In the Enigma of Man – God is the Solution.
In his book Our Reasonable Faith, Herman Bavinck wrote that “Man is an enigma, whose only solution can be found in God.” Bavinck’s comment is cited in Ian Hamilton’s The Faith-Shaped Life.
Bavinck also noted Darwin’s position that, “unmarried women, if they were educated under the same conditions as honey bees are, would think it a sacred duty to kill their brothers even as the working bees do…” In The Wonderful Works of God he further observed,
According to Darwin, therefore, the whole of the moral law is a product of circumstances, and consequently it changes as the circumstances change. Good and evil, even as truth and falsehood, are therefore relative terms, and their meaning and worth are, like fashions, subject to the changes of time and place.
This observation about Darwin is surely the case in today’s post-modern world where truth is fluid. In fact what is touted to be truth this year will inevitably morph into something else the next.
Yet God’s Word tells us that man knows the truth and suppresses it. The Apostle Paul wrote:
For the wrath of God is revealed from heaven against all ungodliness and unrighteousness of men, who suppress the truth in unrighteousness, because that which is known about God is evident within them; for God made it evident to them. For since the creation of the world His invisible attributes, His eternal power and divine nature, have been clearly seen, being understood through what has been made, so that they are without excuse. For even though they knew God, they did not honor Him as God, or give thanks; but they became futile in their speculations, and their foolish heart was darkened. Professing to be wise, they became fools, and exchanged the glory of the incorruptible God for an image in the form of corruptible man and of birds and four-footed animals and crawling creatures. Rom 1:18-23
The apostle didn’t suppress the truth, yet Ian Hamilton observes that he was still an enigma to himself. Paul lamented:
For that which I am doing, I do not understand; for I am not practicing what I would like to do, but I am doing the very thing I hate. Rom 7:15
For I know that nothing good dwells in me, that is, in my flesh; for the wishing is present in me, but the doing of the good is not. For the good that I wish, I do not do; but I practice the very evil that I do not wish. Rom 7:18-19
Wretched man that I am! Who will set me free from the body of this death? Rom 7:24
Have you ever felt that way? I certainly have, and still do!
Hamilton notes:
We live at the intersection of two worlds – this fallen world which is passing away, and the world to come which has already come in the Persons of our Lord Jesus Christ and the Holy Spirit, both of whom were sent from the Father. There is therefore an inescapable ache in every truly Christian heart: we are not yet home. And that is at times heightened by the aggravations of indwelling sin and the assaults of the devil. So much so, that we can think that because we do not do what we long to do, we cannot be possible be Christians. If we are not grieved by this indwelling enigma, we should seriously ask ourselves whether indeed we can possibly be Christians.

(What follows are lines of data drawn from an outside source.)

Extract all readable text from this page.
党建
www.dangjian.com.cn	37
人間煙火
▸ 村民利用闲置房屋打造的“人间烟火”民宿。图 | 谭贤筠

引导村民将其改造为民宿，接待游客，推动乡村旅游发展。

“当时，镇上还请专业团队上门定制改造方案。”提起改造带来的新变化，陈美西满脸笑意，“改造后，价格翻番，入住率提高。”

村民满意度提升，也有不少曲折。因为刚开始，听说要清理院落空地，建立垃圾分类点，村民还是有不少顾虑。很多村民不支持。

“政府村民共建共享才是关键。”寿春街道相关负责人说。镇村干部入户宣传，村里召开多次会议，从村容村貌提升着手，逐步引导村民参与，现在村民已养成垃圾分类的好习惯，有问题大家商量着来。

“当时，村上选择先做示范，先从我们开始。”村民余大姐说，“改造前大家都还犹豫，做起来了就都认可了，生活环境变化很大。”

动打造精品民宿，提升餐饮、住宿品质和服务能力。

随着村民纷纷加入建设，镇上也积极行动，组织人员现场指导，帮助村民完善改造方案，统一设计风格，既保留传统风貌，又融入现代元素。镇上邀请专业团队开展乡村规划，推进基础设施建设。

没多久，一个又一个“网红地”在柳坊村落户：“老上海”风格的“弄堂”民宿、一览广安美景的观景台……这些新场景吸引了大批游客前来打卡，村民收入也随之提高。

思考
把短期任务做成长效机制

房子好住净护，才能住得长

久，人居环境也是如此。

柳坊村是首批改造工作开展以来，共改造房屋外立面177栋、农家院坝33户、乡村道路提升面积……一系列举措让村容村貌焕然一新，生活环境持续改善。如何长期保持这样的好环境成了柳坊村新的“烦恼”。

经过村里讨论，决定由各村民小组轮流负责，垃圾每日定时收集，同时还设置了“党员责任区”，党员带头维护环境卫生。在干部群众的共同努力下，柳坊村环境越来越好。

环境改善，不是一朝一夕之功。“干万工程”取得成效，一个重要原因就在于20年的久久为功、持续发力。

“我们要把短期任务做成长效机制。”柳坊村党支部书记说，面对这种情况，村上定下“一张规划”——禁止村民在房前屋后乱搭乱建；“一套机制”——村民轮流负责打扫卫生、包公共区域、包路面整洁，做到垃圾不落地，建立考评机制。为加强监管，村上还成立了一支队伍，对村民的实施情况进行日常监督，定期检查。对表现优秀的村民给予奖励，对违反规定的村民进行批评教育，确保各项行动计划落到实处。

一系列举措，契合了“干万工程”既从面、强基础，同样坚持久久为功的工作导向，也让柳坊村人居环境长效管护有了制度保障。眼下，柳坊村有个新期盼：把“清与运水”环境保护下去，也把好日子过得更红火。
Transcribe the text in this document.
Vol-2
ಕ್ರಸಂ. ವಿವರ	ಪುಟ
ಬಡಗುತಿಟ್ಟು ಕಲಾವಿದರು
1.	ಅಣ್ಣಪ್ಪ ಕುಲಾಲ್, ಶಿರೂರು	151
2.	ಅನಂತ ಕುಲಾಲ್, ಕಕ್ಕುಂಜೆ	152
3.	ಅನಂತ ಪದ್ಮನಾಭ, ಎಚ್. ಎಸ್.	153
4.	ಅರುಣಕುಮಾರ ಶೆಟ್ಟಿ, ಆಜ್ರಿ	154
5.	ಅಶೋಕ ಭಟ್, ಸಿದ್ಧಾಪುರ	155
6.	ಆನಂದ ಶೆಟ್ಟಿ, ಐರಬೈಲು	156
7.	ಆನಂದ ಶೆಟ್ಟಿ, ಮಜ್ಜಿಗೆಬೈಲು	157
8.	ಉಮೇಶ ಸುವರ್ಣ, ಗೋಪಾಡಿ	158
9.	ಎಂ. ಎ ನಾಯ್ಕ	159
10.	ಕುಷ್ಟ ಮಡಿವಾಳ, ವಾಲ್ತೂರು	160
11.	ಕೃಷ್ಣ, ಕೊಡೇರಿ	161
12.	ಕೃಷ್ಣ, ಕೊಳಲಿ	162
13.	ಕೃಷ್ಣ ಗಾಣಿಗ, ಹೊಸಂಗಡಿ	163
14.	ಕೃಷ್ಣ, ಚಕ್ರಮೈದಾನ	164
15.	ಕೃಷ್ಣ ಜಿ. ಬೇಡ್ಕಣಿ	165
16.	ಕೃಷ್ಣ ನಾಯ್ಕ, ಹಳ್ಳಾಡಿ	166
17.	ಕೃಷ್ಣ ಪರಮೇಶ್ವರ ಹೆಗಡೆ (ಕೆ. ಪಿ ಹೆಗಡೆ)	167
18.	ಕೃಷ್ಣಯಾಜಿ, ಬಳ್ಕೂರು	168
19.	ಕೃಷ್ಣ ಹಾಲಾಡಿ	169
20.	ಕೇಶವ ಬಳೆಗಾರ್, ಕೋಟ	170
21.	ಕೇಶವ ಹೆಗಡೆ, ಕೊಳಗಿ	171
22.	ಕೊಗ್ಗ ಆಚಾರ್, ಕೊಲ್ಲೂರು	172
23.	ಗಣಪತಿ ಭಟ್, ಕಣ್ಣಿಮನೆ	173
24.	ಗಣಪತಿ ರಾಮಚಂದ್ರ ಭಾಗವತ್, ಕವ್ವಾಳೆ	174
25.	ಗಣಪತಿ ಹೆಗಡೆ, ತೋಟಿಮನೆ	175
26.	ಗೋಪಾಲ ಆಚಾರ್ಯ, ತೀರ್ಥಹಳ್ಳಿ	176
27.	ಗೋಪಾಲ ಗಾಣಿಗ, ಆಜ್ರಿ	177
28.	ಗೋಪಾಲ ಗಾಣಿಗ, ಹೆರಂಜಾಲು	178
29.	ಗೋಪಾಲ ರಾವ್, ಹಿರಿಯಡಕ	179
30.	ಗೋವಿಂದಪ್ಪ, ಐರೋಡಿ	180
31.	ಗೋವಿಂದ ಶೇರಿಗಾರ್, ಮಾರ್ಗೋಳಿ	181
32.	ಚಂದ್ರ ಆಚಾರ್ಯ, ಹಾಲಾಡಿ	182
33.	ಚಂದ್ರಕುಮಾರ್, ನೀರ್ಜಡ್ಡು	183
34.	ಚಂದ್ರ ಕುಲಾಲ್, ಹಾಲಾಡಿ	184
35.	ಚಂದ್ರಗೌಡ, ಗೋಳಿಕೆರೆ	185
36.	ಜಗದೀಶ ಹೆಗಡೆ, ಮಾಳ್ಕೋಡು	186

So Hamilton is saying that if we don’t care about sin in our lives – if it doesn’t bother us – then we ought to carefully assess ourselves. On the other hand he concludes that the fact we are perplexed and humbled by these inconsistencies and contradictions suggests we have the mark of authentic faith.
Don’t forget that in Romans Chapter 8 Paul reminds us of our ultimate redemption, provided by the Triune God. This is the other side of the enigmatic coin. One day all these enigmas and contradictions (as Hamilton writes) will be expunged from our lives and we will be conformed to the likeness of our Lord Jesus Christ.